A cyberattack in Nov. 2020 paralyzed several of Binghamton University’s online services, including the BU Library Interlibrary Loan (ILL) service and its printing services, No campus data was taken by the hackers.
However, following the breach, the University formed its Information Technology Task Force (ITTF), a security committee made up of BU officials which aims to improve the cybersecurity on campus. The ITTF investigated the situation and sought out methods to improve the campus’ IT infrastructure.
One of those new measures will be that school systems currently using the Central Authentication Service (CAS) for logging in, which includes students’ BU login, will switch over to two-factor authentication (2FA) protocol in mid-February. This will require users to complete an additional factor in order to log into their accounts using a time-based one-time passcode. Currently, the University uses 2FA for users logging onto the campus’ virtual private network. However, the task force approved the usage of a 2FA protocol for all users who opt for it regardless of whether they are on the VPN. Later in the semester, the University plans to require all users, including students, to set up a 2FA for campus accounts.

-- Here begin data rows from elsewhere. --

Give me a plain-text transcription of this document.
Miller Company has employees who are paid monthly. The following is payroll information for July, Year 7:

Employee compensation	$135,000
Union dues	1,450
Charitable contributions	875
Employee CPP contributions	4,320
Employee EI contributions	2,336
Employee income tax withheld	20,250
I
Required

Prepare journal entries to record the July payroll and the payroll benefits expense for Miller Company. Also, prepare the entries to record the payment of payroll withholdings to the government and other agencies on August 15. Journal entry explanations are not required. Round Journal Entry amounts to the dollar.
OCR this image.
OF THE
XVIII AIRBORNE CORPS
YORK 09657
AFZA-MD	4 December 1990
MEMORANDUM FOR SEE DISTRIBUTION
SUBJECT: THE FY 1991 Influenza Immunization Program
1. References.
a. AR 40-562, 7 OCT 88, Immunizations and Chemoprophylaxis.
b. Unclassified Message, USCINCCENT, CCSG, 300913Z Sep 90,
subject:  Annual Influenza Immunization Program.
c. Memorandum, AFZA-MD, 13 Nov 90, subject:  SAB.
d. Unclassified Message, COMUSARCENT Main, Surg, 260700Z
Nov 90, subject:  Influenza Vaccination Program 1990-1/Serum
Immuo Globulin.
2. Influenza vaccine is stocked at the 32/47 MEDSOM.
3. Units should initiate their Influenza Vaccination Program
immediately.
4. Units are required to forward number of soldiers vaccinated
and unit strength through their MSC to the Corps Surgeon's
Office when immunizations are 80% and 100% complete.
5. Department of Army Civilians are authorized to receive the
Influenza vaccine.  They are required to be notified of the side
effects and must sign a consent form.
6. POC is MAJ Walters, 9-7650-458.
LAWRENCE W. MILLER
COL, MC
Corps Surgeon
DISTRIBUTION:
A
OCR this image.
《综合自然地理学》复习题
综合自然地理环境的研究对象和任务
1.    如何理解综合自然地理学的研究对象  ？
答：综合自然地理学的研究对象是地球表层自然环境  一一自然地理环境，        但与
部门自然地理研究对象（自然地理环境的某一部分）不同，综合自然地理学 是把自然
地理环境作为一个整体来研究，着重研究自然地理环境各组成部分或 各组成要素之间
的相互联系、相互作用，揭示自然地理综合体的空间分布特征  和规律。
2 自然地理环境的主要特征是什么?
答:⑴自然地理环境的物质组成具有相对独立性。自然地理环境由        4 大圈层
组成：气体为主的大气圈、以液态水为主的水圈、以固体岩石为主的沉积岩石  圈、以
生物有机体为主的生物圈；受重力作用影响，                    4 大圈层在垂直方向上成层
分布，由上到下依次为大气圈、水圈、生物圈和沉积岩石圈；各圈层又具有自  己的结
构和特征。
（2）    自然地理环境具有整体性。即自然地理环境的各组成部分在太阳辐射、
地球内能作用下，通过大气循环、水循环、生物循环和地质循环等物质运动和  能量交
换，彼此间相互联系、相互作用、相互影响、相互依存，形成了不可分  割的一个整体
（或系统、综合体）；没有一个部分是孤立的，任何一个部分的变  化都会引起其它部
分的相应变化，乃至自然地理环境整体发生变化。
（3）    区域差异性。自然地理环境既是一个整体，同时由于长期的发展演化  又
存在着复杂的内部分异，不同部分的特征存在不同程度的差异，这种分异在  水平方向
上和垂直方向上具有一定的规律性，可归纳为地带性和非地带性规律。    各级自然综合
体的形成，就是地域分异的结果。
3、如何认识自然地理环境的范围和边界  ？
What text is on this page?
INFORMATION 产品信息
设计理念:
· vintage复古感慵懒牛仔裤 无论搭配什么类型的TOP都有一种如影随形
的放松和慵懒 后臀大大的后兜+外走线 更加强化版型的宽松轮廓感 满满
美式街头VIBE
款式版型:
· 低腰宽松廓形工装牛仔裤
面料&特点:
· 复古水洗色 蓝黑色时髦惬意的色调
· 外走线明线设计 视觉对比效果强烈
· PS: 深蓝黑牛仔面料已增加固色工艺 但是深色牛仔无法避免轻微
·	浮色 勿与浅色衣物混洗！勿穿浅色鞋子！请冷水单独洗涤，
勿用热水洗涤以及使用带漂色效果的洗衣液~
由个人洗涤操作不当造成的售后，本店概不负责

Immediately following the Nov. 7 cyberattack, faculty and staff were asked to install Carbon Black onto their University-owned computers, an endpoint detection and response (EDR) security tool that provides insight of any malicious activity within the campus network. According to Niyazi Bodur, BU associate vice president and chief information officer, the University did not have any malicious activity over the past few months. However, with the expiration of the Carbon Black contract upcoming and uncertainty over which EDR will be used after, Bodur viewed the 2FA as an essential security measure, especially as cyberattacks are becoming more prevalent in today’s society.